Background Alternative splicing (AS) is important in the regulation of gene expression and aberrant AS is emerging as a major factor in the pathogenesis of human conditions, including cancer. Triple-negative breast cancer (TNBC) is the most challenging subtype of breast cancer with strong invasion, high rate of metastasis, and poor prognosis. Here we report a systematic profiling of aberrant AS in TNBC. Methods The percent spliced in (PSI) values for AS events in 151 TNBC patients were obtained from The Cancer Genome Atlas (TCGA) SpliceSeq database. Univariate Cox and stepwise Multivariate Cox regression analyses were conducted to find the best prognostic AS model. Splicing regulatory networks were constructed by prognosis-related spliceosome and aberrant AS events. Additionally, pathway enrichment and gene set enrichment analysis (GSEA) were further employed to reveal the significant pathways for prognosis-related AS genes. Finally, splicing regulatory networks were constructed via Spearman's rank correlation coefficients between prognosis-related AS events and splicing factor expressions. Results A total of 1,397 prognosis-associated AS events were identified in TNBC. The majority of the parent genes of prognostic AS events exhibited direct interactions to each other in the STRING gene network. Pathways of focal adhesion (p< 0.001), RNA splicing (p= 0.007), homologous recombination (p= 0.042) and ECM-receptor interaction (p= 0.046) were found to be significantly enriched for prognosis-related AS. Additionally, the area under curve (AUC) of the best AS prognostic predictor model reached 0.949, showing a powerful capability to predict outcomes.
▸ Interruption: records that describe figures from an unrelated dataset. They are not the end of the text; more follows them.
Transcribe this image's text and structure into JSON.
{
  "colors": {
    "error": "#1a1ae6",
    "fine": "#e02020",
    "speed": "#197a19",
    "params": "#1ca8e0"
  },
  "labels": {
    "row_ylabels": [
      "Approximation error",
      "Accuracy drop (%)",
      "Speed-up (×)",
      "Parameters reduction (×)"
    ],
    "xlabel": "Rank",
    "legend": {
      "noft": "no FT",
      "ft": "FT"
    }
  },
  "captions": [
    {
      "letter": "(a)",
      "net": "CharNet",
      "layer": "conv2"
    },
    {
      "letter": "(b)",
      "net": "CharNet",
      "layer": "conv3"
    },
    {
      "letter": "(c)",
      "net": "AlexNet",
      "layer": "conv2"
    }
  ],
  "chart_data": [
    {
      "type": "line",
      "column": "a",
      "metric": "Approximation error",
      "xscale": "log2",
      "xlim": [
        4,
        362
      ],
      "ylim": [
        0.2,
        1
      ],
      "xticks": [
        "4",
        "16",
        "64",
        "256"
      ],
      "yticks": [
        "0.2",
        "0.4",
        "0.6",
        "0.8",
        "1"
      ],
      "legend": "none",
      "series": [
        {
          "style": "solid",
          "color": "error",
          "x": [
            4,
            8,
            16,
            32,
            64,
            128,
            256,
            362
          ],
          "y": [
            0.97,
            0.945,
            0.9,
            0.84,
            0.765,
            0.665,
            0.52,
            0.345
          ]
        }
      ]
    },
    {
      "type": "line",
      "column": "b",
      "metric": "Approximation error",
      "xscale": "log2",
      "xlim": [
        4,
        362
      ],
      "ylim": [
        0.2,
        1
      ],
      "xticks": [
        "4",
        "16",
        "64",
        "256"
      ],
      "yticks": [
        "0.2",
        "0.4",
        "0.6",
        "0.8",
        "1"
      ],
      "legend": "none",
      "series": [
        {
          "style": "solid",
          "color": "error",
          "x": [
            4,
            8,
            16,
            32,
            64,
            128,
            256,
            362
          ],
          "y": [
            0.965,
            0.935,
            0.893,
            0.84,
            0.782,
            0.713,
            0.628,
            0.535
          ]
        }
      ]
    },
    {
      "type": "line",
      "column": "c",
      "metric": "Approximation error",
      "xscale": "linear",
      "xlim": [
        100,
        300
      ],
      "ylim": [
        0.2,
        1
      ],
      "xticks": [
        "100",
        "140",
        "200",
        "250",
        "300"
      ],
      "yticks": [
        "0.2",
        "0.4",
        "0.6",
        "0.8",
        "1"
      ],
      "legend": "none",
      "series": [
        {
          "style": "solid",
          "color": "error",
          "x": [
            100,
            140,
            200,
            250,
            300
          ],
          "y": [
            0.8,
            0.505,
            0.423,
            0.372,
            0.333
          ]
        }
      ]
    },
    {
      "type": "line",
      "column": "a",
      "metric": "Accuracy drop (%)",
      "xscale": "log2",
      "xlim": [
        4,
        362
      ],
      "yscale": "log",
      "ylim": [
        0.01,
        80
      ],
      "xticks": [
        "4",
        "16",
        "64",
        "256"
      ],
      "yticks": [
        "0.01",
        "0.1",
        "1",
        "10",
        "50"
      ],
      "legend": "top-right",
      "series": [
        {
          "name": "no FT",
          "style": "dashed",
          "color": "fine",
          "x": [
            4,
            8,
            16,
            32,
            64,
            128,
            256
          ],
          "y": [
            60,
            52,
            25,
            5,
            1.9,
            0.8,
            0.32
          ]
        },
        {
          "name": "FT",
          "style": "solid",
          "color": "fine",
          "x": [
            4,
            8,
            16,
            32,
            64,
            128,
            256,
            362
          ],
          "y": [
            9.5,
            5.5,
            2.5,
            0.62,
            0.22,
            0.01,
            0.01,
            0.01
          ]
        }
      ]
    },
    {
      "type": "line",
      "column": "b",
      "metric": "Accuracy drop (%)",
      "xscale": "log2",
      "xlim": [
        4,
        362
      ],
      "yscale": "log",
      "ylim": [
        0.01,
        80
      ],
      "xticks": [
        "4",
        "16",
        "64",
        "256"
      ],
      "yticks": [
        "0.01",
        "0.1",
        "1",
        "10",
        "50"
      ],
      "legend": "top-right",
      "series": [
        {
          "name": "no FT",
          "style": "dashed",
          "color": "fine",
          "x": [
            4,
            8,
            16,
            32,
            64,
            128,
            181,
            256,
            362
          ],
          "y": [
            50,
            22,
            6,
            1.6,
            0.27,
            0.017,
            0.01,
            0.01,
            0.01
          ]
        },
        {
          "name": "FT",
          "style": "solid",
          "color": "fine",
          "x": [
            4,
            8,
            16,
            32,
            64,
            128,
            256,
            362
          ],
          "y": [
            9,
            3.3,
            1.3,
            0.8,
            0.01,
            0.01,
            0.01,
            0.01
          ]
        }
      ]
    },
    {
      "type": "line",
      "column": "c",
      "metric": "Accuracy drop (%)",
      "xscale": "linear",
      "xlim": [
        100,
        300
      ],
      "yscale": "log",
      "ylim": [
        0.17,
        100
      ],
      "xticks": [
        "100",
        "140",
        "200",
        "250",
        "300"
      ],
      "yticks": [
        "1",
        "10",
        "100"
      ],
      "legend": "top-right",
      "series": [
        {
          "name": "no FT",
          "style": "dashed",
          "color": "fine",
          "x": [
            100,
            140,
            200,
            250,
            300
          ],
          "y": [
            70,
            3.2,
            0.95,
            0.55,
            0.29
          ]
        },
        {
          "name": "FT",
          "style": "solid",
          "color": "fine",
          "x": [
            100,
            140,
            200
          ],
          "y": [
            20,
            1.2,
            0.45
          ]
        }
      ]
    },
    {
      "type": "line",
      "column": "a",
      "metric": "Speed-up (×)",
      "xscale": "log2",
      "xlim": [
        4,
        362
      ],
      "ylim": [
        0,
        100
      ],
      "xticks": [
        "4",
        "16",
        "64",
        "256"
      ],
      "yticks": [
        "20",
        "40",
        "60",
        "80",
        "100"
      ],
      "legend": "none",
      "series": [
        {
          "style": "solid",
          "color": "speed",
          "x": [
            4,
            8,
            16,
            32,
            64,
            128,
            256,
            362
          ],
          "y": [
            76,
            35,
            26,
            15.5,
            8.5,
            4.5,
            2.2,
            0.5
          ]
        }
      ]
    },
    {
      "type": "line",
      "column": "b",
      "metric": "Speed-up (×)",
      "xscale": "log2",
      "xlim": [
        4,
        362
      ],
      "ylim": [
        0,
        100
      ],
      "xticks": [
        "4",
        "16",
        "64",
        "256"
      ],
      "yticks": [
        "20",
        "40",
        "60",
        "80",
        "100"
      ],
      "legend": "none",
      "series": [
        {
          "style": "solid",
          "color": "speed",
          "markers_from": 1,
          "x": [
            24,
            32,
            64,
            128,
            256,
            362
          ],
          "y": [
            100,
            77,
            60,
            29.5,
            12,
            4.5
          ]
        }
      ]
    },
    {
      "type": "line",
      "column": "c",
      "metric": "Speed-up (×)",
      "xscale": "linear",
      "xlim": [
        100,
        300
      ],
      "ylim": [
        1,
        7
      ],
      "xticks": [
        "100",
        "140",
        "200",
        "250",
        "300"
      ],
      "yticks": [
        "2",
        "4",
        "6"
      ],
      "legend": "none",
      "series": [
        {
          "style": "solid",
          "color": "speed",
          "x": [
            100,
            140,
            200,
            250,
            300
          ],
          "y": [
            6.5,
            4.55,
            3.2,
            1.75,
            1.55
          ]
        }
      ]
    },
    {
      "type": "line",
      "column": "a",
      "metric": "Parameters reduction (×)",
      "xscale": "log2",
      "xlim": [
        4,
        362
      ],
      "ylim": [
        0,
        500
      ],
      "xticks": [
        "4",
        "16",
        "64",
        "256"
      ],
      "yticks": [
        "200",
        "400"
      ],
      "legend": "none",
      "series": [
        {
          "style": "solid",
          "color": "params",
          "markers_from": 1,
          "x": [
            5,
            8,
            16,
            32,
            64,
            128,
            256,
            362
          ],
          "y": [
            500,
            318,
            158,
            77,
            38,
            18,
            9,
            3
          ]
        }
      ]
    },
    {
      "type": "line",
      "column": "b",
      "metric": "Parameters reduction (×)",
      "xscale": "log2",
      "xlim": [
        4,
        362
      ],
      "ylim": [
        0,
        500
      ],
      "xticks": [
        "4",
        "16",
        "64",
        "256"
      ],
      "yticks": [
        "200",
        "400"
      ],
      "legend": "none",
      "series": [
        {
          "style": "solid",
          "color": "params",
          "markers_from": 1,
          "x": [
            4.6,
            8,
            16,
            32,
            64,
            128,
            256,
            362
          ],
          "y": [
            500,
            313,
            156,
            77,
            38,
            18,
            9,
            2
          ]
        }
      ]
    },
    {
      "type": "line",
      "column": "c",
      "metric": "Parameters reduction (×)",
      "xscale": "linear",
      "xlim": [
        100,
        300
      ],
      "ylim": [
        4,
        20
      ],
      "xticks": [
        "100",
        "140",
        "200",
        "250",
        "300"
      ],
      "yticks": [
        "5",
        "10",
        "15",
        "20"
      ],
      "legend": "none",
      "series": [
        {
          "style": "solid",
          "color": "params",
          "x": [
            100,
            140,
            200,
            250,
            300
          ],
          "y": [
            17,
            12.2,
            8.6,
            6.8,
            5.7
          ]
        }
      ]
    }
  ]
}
The Exon Skip (ES) type of AS events displayed more robust and efficient capacity in predicting performance than any other specific AS events type in terms of prognosis. The ES AS signature might confer a strong oncogenic phenotype in the high-risk group with elevated activities in cell cycle and SUMOylating pathways of tumorigenesis, while programmed cell death and metabolism pathways were found to be enriched in the low-risk group of TNBC. The splicing correlation network also revealed a regulatory mode of prognostic splicing factors (SFs) in TNBC. Conclusion Our analysis of AS events in TNBC could not only contribute to elucidating the tumorigenesis mechanism of AS but also provide clues to uncovering underlying prognostic biomarkers and therapeutic targets for further study.